By no means is this meant to be an affront to the OP or the researchers.
Part of the problem with statistics is that they can be used to prove almost any point you want to make.
I'm no doom-n-gloomer, in fact I don't care either way, but some of the stats in the OP really are awful, I'll elaborate below:
Two centuries ago, 94 per cent of people lived on $2 a day (in today's dollar value); today, only 10 per cent do.
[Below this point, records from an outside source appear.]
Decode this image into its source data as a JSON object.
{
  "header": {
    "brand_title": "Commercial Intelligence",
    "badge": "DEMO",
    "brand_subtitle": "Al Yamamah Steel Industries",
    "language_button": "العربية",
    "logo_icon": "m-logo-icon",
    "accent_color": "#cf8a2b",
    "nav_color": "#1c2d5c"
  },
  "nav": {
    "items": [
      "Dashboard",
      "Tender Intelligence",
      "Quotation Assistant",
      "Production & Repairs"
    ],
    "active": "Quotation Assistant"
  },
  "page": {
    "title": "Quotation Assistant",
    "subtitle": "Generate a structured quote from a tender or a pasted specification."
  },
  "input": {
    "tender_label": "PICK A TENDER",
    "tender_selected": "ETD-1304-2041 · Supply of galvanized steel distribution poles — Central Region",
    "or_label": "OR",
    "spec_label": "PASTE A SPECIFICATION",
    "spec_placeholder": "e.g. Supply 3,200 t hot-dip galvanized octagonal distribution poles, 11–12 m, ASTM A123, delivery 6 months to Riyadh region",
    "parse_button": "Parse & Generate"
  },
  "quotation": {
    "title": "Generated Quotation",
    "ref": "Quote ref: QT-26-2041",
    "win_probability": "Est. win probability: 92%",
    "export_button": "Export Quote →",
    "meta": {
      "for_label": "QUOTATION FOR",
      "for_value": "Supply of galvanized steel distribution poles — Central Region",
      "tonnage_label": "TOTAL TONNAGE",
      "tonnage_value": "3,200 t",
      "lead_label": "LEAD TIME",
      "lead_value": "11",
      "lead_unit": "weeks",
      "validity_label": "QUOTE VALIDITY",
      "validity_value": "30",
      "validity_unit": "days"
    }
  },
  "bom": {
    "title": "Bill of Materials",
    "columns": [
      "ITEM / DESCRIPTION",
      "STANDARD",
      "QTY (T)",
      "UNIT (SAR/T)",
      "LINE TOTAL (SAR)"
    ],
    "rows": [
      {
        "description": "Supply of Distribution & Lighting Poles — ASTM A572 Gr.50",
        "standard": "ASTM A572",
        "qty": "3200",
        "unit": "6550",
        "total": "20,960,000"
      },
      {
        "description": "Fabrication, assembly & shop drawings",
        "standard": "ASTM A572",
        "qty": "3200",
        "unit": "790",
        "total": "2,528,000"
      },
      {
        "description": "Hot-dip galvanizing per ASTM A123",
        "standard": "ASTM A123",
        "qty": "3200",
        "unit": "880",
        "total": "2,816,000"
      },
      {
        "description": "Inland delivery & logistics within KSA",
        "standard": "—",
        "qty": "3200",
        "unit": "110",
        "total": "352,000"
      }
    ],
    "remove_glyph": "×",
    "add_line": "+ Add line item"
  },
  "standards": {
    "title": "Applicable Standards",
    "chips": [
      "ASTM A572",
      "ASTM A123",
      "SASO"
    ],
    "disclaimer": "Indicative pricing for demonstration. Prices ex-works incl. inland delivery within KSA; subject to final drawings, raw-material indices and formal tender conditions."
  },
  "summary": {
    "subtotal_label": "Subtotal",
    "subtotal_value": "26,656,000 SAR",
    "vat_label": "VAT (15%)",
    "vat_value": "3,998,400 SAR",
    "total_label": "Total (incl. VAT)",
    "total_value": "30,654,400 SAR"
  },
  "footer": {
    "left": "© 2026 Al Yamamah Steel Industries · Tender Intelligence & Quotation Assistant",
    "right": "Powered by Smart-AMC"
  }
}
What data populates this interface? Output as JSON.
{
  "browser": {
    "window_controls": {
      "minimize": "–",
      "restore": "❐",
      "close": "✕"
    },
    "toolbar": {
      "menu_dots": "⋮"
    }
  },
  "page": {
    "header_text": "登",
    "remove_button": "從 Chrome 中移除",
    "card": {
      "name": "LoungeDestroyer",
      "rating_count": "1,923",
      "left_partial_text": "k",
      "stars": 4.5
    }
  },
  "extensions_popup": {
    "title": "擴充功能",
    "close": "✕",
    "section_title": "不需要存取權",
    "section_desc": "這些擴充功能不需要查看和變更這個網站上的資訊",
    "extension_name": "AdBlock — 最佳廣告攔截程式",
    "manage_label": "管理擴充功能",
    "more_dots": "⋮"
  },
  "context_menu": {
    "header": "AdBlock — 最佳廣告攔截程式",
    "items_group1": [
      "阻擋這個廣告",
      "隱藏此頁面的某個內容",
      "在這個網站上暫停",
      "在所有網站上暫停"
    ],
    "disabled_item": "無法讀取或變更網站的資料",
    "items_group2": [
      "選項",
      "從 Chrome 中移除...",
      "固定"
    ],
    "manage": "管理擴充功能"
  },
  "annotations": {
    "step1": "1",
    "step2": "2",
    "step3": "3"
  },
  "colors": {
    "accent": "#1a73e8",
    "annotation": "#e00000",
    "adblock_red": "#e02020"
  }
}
2 centuries ago, the world population was about 1B, 94% of which would make it about 940M living on $2 in today's dollar value. 10% of today's population of ~7.5B would be ~750M. Now thats about ~200M difference, in a positive direction but it's not THAT big a difference considering the time gap. Whats also missing here is what percent is living on $3/day because if that was the other 90%, that would be bad. Also hidden in numbers can be improper methodologies, purposeful or not. In these specific numbers, they are a bit meaningless since $2 in one place is worth MUCH more than in another - and I'm not talking about exchange rates. I'm talking about cost of living. For example, the exchange rate across the U.S. is the same but a NICE 3 bedroom house usually is less than $100,000 in the country areas while it will run you a few more zeros at the end in the more expensive areas in California. So the guy making $50k/yr in the country areas is practically rich, but in Cali, he would be broke and probably sharing a residence with a roommate.
In the early 1980s, nine in 10 Chinese lived in extreme poverty; today, after more than three decades of market reforms, just one in 10 do."
Similar to above, even though the percentage change is great, the raw numbers are awful. Back in the early 80s, it was about 900,000,000 people in that category, many of whom would be dead now. Now it its about 412,000,000. The raw number is less than half the original but not as large a change as 9/10 -> 1/10 would suggest. And considering that we are talking 30+ years later - it could be better.
Unfortunately there are too many stats that are gathered/presented without giving the recipient enough information to fact check the results and make sure there is no bias.
There are lies.. Damn lies.. and Statistics!